The third shot across the bow came last week when the State Department leaked that it is about to name several groups — Human Rights Watch, Amnesty International, Oxfam among them — as “anti-Semitic,” and threatens to withhold cooperation with them. This is in response to these groups having criticized Israel in the past. They have also criticized the United States and nearly every other country. Furthermore, their work in some of the world’s most embattled places has been essential to the quality of the State Department’s annual reports on human rights, on religious freedom, and on trafficking in persons. It’s provided so much value that the US government has long funded similar groups to ensure these efforts continue around the world.

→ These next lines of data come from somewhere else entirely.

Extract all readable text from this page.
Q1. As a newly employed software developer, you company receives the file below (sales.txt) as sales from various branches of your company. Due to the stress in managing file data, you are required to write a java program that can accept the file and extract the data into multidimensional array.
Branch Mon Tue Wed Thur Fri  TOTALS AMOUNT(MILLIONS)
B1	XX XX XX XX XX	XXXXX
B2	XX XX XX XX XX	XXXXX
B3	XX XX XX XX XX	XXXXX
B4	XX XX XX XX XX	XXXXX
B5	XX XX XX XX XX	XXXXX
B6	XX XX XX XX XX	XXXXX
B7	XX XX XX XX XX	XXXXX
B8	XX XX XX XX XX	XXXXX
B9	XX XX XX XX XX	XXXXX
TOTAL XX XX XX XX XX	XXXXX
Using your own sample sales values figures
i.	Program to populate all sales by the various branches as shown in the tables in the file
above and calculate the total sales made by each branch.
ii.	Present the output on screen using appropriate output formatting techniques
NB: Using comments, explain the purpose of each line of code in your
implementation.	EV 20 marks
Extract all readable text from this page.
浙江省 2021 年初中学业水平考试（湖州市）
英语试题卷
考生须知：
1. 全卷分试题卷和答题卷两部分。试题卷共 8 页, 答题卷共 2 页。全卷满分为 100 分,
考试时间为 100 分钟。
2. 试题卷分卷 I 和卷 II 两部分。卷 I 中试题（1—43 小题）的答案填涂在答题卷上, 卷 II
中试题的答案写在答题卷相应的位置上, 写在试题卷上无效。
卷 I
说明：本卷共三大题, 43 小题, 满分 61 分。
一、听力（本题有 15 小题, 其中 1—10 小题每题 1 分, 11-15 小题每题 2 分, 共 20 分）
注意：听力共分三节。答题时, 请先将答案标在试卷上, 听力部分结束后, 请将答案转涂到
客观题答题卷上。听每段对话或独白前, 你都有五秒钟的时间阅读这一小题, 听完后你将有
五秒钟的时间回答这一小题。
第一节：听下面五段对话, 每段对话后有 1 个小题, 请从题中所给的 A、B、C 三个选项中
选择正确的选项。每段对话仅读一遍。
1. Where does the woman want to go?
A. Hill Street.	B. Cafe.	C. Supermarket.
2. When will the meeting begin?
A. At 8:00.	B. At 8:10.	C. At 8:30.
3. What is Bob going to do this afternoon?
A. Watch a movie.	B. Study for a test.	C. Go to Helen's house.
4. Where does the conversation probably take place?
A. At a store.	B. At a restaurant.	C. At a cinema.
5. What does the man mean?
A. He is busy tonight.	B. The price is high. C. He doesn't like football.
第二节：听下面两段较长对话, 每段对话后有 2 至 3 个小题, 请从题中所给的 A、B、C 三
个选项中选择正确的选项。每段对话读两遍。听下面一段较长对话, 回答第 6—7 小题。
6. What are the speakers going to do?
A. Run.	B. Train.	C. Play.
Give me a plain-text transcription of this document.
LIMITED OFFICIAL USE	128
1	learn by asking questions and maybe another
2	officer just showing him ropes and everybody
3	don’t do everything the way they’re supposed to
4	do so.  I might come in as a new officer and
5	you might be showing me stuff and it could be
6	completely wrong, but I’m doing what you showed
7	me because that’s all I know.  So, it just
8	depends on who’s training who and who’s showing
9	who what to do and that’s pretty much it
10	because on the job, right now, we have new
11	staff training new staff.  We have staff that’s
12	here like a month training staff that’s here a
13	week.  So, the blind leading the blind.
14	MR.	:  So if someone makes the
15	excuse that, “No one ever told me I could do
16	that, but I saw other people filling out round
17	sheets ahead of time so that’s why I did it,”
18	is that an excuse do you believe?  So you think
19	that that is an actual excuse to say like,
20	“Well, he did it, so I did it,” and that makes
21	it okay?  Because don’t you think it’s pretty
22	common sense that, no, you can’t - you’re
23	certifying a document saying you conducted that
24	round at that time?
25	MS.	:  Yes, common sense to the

The use of the term “withholding cooperation” sends a clear signal to authoritarian regimes, where these groups often work amidst great danger, that the United States government will not object to their harm or expulsion in a meaningful way. Discrediting groups that have long records of the impartial documentation of human rights abuses is one more element of Trump’s attack on democratic values. As these groups have sharpened their domestic focus to investigate domestic human rights violations, from police brutality to child separation, the move would also represent an effort to cast doubt on the credibility of groups critical of Trump administration policies here at home.
The intent across these three actions is clear: increase political spoils, reduce dissent, and quash independent voices. For a President who has lied more than any on record, it’s staggering how often he also tells us exactly what he plans to do. These moves must be met with skepticism and condemnation. A Biden Administration would likely take swift action to reverse the Executive Order, but should also take additional steps to strengthen a traumatized workforce that has faced intimidation and recrimination over the last four years. As we’ve seen in countries around the world, functioning democracies need a professional civil service and strong civil society organizations that are empowered to speak the truth, especially when it is unpopular.